The central bank on Monday reported that the country’s stand -alone thrift banks and rural banks were more than adequately capitalized based on its 2-year assessment under more stringent international guidelines (Basel 1.5 framework).
Stand-alone banks are those not affiliated with universal or commercial banks.
The Bangko Sentral ng Pilipinas explained that “Basel 1.5 framework is a simplified version of Basel II in view of the simple operations of stand-alone banks”
Basel 1.5 framework requires higher risk weight on foreign-currency denominated exposures to the Philippine government based on the country’s sovereign ratings; real and other properties acquired; and the inclusion of capital requirement for operational risk using the Basic Indicator Approach.
According to the BSP report, the stand-alone TBs’ capital position over the two-year period remained stable with CARs range from 17.69 percent to 22.02 percent. The banks’ net tier 1 ratios also continued to be solid at 15.12 percent to 19.20 percent.

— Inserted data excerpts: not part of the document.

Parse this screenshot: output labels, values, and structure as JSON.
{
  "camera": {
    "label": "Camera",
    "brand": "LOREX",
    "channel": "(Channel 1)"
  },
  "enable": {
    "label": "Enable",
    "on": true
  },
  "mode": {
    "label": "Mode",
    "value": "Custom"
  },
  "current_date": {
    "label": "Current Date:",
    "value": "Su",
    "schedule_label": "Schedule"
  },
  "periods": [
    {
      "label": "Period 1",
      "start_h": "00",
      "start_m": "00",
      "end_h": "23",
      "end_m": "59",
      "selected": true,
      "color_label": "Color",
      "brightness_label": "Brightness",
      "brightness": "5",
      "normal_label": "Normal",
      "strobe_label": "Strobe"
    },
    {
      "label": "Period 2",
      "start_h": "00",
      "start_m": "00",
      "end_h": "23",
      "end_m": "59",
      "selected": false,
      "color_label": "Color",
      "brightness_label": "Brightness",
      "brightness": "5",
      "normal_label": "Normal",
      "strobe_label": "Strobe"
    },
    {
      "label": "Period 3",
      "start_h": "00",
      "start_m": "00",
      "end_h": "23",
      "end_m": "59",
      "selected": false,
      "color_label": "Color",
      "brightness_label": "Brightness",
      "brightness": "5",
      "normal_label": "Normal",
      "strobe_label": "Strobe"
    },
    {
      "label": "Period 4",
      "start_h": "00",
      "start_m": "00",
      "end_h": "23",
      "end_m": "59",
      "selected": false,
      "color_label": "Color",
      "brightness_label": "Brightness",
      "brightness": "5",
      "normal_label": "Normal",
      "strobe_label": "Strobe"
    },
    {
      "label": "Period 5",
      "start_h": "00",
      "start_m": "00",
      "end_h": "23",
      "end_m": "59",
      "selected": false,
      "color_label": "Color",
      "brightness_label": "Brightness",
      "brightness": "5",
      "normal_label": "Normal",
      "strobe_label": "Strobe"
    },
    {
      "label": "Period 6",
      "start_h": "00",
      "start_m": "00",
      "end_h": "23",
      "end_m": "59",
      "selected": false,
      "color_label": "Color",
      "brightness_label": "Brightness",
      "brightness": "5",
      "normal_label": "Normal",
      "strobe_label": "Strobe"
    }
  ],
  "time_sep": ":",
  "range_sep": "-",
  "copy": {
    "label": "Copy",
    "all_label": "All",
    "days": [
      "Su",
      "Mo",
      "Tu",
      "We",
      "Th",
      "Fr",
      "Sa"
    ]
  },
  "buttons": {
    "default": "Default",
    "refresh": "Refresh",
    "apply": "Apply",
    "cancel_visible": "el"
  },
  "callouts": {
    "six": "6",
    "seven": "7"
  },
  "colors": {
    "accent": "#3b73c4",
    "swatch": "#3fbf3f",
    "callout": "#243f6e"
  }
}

Year-on-year, the overall CAR of stand-alone TBs improved to 18.07 percent at end-2013 from the 17.69 percent ratio in the same period a year ago.
For stand-alone R/CB, the industry also showed stability over the two-year period based on their reported CARs, which ranged from 17.98 percent to 20.67 percent.
On an annual basis, the overall CAR of stand-alone R/CBs slightly slid to 19.15 percent at end-December 2013 from 20.67 percent a year earlier.
“The combined assets of these stand-alone TBs and R/CBs accounted for 5.30 percent and 4.30 percent of the total resources of the Philippine banking system as of end-2012 and end-2013, respectively,” the BSP stated.
However, the central bank noted that in terms of operating network, the total number of offices of these banks consistently make up the bulk of the total banking industry’s structure which is 92.82 percent in 2012 and 92.57 percent in 2013.
Meanwhile, the Philippine banking system’s CAR over the two-year period, which was strongly influenced by the capital adequacy of universal and commercial banks, was highest at 18.01 percent as of end-June 2013, while the lowest ratio was posted in December 2013 at 16.58 percent.
“The CARs of the banking system as a whole, which composed of the CARs of different bank categories indicate the industry’s continued efforts to maintain robust capitalization,” the central bank said.
The BSP noted that the banking system’s CAR for the period was computed by combining the adequacy ratio of stand-alone banks with the previously reported and confirmed CARs of universal and commercial banks and its thrift bank subsidiaries.
“A strong capital position promotes financial stability by providing individual banks and the industry with an adequate buffer against unexpected losses that may arise during times of stress,” it said.